Plata Quemada,
de Marcelo Piñeyro

Plata quemada, Argentina, 2000


Nada pode ser mais atual do que créditos de abertura que mostram notas de peso argentino queimando... Aliás, é bom que se diga logo: fora qualquer previsão fenomenal, o filme, apesar do título e dos créditos, não possui qualquer relação com a situação argentina atual, como a que podia se ver, por exemplo, em Nove Rainhas. Não só ele foi lançado em 2000, como além disso ele se passa nos anos 50, baseado em história real. Talvez este detalhe, aliás (que inteligentemente nos é revelado no final do filme, e não no início), seja o que há de mais surpreendente no filme. Porque ele se permite um grau de liberdade poética e de retrato de personagens que beira o surreal no seu extremo obsessivo e psicótico como dificilmente se vê nestes filmes "baseados em fatos reais".

O filme se apresenta como um típico filme de assalto (os caper flicks americanos), pegando a herança que vem desde um O grande golpe até um recente Pulp Fiction, para se inserir de cabeça no cinema de gênero. Não só da melhor qualidade, mas com toques locais inegáveis na adaptação deste gênero, como a sexualidade à flor da pele e a narração em off usada com alguma ironia para indicar uma latente corrupção generalizada da sociedade. De repente, a surpresa: o assalto em si acontece bem cedo no filme, seguido por uma fuga que termina isolando os personagens num espaço (fechado a princípio, depois menos).

É aí que acontece a grande virada, pois ao invés do filme de ação que se apresentava, este é exatamente o contrário: um filme da não-ação, da espera. Os personagens aparecem o tempo todo confinados, esperando algo que nem bem sabem o que é. E desta espera é que emergem os dramas, que são inevitavelmente de desenho de personagens. Piñeyro demonstra coragem de neste desenho deixar seus personagens sempre à beira da loucura, mas sem perder com isso o espectador. Com isso, eles conseguem ser verdadeiramente cruéis e contar com nossa simpatia, ao mesmo tempo.

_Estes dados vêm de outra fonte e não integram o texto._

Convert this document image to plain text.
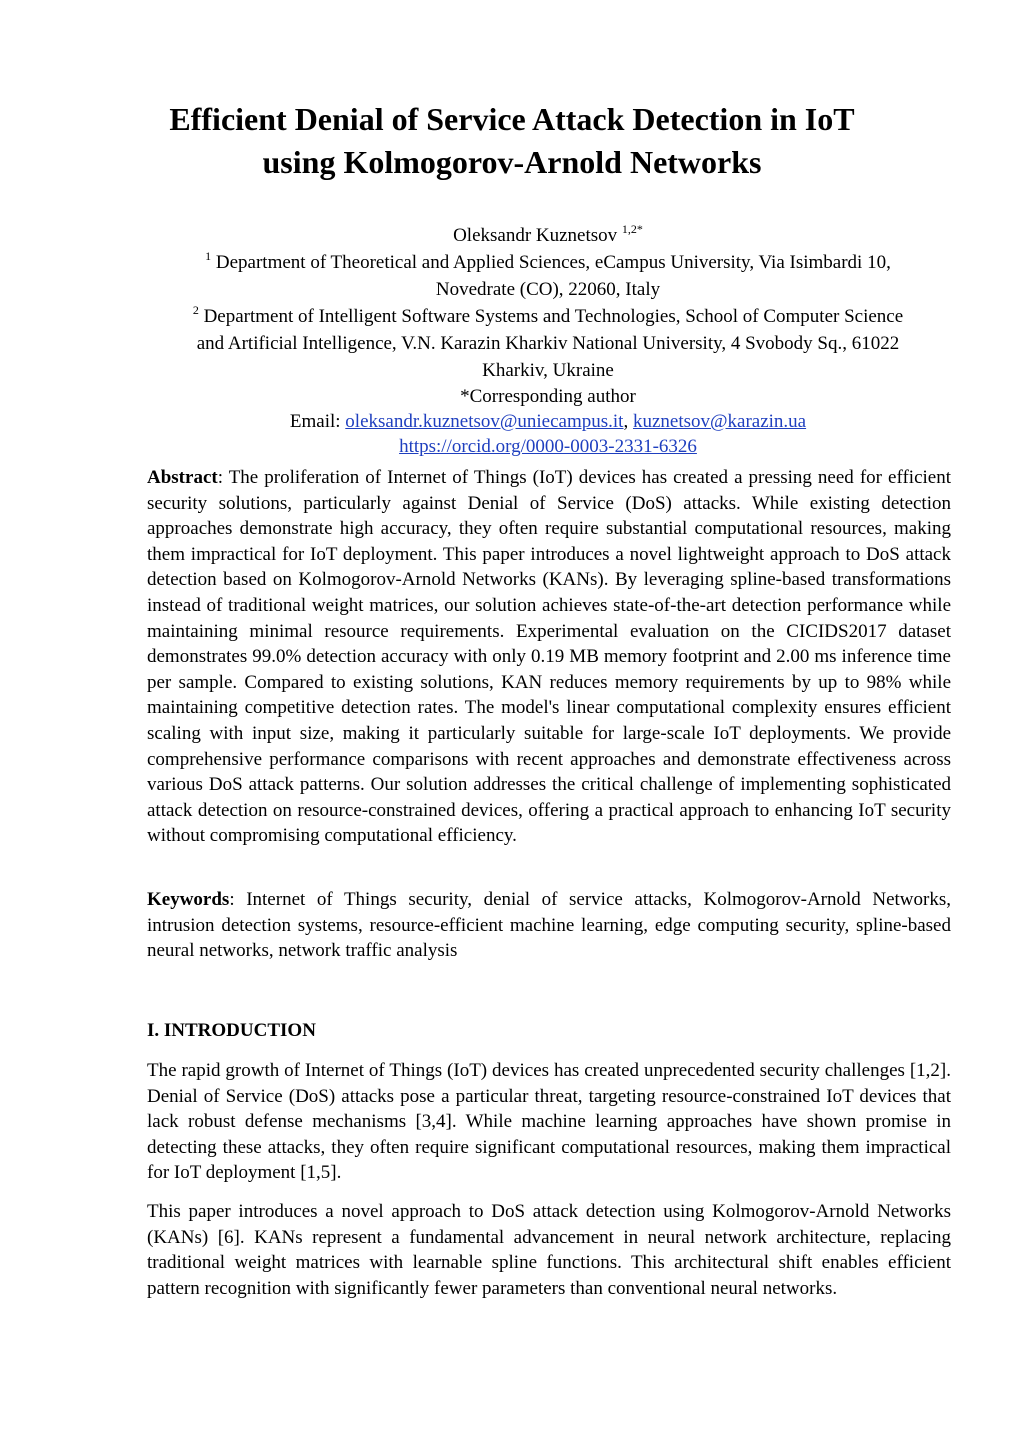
Efficient Denial of Service Attack Detection in IoT
using Kolmogorov-Arnold Networks
Oleksandr Kuznetsov $^{1,2*}$
$^1$ Department of Theoretical and Applied Sciences, eCampus University, Via Isimbardi 10,
Novedrate (CO), 22060, Italy
$^2$ Department of Intelligent Software Systems and Technologies, School of Computer Science
and Artificial Intelligence, V.N. Karazin Kharkiv National University, 4 Svobody Sq., 61022
Kharkiv, Ukraine
*Corresponding author
Email: oleksandr.kuznetsov@uniecampus.it, kuznetsov@karazin.ua
https://orcid.org/0000-0003-2331-6326

Abstract: The proliferation of Internet of Things (IoT) devices has created a pressing need for efficient security solutions, particularly against Denial of Service (DoS) attacks. While existing detection approaches demonstrate high accuracy, they often require substantial computational resources, making them impractical for IoT deployment. This paper introduces a novel lightweight approach to DoS attack detection based on Kolmogorov-Arnold Networks (KANs). By leveraging spline-based transformations instead of traditional weight matrices, our solution achieves state-of-the-art detection performance while maintaining minimal resource requirements. Experimental evaluation on the CICIDS2017 dataset demonstrates 99.0% detection accuracy with only 0.19 MB memory footprint and 2.00 ms inference time per sample. Compared to existing solutions, KAN reduces memory requirements by up to 98% while maintaining competitive detection rates. The model's linear computational complexity ensures efficient scaling with input size, making it particularly suitable for large-scale IoT deployments. We provide comprehensive performance comparisons with recent approaches and demonstrate effectiveness across various DoS attack patterns. Our solution addresses the critical challenge of implementing sophisticated attack detection on resource-constrained devices, offering a practical approach to enhancing IoT security without compromising computational efficiency.

Keywords: Internet of Things security, denial of service attacks, Kolmogorov-Arnold Networks, intrusion detection systems, resource-efficient machine learning, edge computing security, spline-based neural networks, network traffic analysis

I. INTRODUCTION

The rapid growth of Internet of Things (IoT) devices has created unprecedented security challenges [1,2]. Denial of Service (DoS) attacks pose a particular threat, targeting resource-constrained IoT devices that lack robust defense mechanisms [3,4]. While machine learning approaches have shown promise in detecting these attacks, they often require significant computational resources, making them impractical for IoT deployment [1,5].

This paper introduces a novel approach to DoS attack detection using Kolmogorov-Arnold Networks (KANs) [6]. KANs represent a fundamental advancement in neural network architecture, replacing traditional weight matrices with learnable spline functions. This architectural shift enables efficient pattern recognition with significantly fewer parameters than conventional neural networks.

Tudo evolui o tempo todo para um final trágico, como se esperaria, com extrema violência. Mas, nem mesmo os excessos estéticos seja de fotografia ou de música quebram o interesse de um filme altamente intrigante e corajoso, não porque mostra algo de "novo" mas por mostrar o que mostra sem concessões narrativas que contrariem seus personagens e dramas.